The Day I Realized There Really isn’t Anything New Under the Sun

For years, I’d been working on this idea intermittenly about a Southern woman wanting to write her memoirs and hiring a ghostwriter to help her. In this story, the ghostwriter ends up learning all of these things about herself, what she and the ghostwriter have in common, and it makes everything in her (the ghostwriter’s) world change. It was a novel idea, to me, in both that it hadn’t been done and it should be a novel length thing.

Does this sound remotely familiar to you? It should. This is the basic plot, though not entirely, of Donna Sutterfield’s The Thirteenth Tale. I writing the first sketches of my novel, which at the time had nothing to do with a memoir, when I was in high school. The newer,  centered around a writer version began taking shape in the fall of 2003, when I was a freshman in college. I picked up Sutterfield’s book in 2007 from the library. That’s when my literary world fell apart.

How could it be? Someone had already thought up (and written…and published) my idea! What was I going to do? I had spent years starting this story, submitting it to a writing contest at the university I attended, getting a teacher to read an excerpt for me, letting it lie fallow, coming back to it. In all of that time, I thought it was fresh and new and different, and it wasn’t.

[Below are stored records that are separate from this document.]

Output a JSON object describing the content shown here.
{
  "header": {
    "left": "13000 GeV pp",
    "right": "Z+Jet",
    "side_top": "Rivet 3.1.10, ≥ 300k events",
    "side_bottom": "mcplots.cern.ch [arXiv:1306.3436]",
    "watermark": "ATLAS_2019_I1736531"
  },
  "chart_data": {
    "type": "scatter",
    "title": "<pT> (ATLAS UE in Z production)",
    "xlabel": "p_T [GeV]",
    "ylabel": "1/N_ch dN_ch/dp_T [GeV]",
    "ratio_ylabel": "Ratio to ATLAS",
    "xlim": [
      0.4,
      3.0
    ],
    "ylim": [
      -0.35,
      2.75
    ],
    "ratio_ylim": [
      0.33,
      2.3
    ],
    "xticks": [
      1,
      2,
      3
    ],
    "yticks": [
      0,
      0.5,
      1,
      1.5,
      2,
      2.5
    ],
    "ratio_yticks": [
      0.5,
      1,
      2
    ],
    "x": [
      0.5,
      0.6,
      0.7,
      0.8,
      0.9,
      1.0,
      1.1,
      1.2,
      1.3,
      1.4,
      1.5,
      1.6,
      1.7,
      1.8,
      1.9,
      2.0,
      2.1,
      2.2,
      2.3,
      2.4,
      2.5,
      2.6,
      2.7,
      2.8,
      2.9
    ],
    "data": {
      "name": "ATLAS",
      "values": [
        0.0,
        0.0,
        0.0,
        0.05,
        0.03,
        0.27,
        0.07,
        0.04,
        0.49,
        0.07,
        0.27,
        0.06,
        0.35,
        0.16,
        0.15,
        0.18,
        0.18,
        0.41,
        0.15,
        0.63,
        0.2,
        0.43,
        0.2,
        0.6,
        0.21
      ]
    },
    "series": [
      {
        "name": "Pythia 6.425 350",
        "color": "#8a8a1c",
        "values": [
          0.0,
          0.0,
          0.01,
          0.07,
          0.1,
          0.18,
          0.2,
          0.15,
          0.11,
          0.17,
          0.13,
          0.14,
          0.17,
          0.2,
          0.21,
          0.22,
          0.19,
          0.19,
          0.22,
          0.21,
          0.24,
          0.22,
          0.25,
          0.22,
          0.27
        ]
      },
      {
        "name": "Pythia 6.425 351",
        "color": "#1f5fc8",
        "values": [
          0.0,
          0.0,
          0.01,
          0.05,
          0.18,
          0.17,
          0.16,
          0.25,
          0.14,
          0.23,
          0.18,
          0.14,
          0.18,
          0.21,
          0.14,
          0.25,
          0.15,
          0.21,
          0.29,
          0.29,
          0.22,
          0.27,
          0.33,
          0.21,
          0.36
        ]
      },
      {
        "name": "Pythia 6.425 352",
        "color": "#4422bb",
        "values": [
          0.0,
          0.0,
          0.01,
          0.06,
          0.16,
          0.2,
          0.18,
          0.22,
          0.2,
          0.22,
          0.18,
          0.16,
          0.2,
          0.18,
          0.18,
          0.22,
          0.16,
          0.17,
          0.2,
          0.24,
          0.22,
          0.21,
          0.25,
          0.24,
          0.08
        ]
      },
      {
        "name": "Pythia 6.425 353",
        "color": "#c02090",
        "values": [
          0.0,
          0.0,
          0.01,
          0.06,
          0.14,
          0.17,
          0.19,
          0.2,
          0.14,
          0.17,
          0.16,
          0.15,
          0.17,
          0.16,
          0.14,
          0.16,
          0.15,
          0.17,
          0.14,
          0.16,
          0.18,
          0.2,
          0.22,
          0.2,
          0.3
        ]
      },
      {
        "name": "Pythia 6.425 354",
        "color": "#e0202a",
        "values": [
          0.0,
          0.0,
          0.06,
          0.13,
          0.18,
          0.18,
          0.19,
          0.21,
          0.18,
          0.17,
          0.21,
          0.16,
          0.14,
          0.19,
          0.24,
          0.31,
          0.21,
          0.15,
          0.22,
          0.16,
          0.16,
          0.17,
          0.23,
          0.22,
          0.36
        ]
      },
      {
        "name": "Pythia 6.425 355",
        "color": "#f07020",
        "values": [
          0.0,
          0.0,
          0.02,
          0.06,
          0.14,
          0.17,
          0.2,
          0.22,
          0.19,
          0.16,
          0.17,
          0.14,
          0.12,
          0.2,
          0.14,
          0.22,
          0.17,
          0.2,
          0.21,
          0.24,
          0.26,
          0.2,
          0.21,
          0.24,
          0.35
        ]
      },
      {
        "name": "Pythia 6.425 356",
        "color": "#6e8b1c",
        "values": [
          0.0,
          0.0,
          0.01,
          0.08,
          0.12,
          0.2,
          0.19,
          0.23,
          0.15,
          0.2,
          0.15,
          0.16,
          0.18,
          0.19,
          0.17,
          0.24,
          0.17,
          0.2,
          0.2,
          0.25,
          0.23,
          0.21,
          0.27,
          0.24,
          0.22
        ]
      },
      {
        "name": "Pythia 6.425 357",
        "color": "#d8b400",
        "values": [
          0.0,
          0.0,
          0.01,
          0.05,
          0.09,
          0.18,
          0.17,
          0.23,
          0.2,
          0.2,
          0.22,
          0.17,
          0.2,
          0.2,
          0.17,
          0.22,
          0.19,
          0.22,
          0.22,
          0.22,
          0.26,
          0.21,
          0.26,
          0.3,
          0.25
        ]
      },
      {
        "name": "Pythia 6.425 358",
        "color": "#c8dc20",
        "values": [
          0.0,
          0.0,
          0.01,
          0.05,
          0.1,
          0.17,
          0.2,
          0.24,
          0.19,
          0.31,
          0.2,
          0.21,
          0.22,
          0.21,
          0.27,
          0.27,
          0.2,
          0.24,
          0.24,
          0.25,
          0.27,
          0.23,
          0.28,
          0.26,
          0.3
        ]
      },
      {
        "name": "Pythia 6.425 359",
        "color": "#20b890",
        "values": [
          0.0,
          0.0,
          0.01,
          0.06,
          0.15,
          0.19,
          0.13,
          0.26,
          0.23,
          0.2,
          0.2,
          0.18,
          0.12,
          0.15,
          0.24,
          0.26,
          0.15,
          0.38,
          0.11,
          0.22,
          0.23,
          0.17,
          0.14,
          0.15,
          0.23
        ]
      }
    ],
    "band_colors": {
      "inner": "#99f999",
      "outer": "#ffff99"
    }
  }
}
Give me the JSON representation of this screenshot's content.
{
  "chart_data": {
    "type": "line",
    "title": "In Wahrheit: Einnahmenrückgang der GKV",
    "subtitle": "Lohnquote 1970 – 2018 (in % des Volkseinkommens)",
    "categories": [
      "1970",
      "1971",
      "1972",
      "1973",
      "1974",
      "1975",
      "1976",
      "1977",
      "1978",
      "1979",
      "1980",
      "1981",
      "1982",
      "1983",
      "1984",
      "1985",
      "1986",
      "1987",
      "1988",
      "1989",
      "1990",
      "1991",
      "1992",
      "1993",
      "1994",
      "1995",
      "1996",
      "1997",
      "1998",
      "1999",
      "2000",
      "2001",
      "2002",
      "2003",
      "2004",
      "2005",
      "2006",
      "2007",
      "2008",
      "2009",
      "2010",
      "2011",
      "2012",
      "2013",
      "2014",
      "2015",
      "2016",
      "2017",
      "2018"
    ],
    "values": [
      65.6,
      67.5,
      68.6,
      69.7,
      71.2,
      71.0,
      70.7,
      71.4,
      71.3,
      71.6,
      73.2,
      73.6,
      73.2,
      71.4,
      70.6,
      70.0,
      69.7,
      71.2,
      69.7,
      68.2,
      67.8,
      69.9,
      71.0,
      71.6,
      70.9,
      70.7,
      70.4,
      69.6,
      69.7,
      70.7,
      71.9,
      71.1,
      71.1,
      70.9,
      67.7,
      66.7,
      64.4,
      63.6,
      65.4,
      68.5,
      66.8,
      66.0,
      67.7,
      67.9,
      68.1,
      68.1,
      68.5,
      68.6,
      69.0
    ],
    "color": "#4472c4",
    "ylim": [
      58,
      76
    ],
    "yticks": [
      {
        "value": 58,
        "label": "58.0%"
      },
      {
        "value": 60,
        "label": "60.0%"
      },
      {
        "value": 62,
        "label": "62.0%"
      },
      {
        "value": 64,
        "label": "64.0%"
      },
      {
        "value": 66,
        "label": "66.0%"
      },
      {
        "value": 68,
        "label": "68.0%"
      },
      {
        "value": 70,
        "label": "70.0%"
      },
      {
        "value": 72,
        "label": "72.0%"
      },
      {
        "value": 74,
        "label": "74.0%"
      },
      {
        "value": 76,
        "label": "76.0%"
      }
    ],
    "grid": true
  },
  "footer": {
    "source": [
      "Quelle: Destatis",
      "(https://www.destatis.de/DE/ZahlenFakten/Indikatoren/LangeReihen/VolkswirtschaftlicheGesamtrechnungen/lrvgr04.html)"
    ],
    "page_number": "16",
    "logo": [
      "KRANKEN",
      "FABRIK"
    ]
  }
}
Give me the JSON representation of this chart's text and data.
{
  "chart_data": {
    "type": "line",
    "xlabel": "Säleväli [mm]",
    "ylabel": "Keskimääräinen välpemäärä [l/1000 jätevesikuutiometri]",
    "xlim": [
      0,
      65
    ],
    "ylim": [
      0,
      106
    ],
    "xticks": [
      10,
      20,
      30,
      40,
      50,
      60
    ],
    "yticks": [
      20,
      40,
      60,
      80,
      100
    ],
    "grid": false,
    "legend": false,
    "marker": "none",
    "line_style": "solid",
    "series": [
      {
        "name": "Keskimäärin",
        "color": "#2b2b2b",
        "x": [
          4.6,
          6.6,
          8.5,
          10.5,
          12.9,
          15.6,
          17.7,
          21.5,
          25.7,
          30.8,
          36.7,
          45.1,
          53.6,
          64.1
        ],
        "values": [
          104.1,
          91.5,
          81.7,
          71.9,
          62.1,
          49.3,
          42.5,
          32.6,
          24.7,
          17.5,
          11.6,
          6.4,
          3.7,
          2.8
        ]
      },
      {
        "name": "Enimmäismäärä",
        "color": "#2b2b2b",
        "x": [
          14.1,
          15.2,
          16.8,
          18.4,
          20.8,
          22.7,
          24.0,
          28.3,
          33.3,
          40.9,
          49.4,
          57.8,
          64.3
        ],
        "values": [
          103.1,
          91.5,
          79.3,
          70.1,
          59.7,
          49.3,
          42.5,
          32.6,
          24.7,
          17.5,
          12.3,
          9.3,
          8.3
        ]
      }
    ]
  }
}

That’s not a bad thing, though. Some things haven’t been written about because they don’t make good writing material. Some things have been written about, but not in the way you mean to write about it. As long as I don’t tell the same story, the starting point can be the same. It’s why all of the writing exercises my creative writing teacher gave us led to such varied places when we read them out loud. No two people see things exactly the same. I can still add something to the discussion.

Once I got over my disappointment, I realized Donna Sutterfield hadn’t stolen my novel. ( 🙂 ) Her novel was about a woman who worked in her father’s bookstore and an older woman with a secret she was dying to tell. It was about siblings and family pressure and identity. It was beautiful. But it wasn’t my novel. My older woman isn’t very old, and she is trying desperately to keep her own secrets while airing everyone else’s. Neither the older woman nor the younger have any siblings. Many other tensions and motivations are in play in my story. I’m not telling the same story at all.

I feel better about the story now. I know that it’s a story that still needs to be told, and get it told I shall.

Have you ever read a book that sounded like a WIP you were working on? Did you continue on with it? When did you realize, in a literary sense, that there was nothing new under the sun?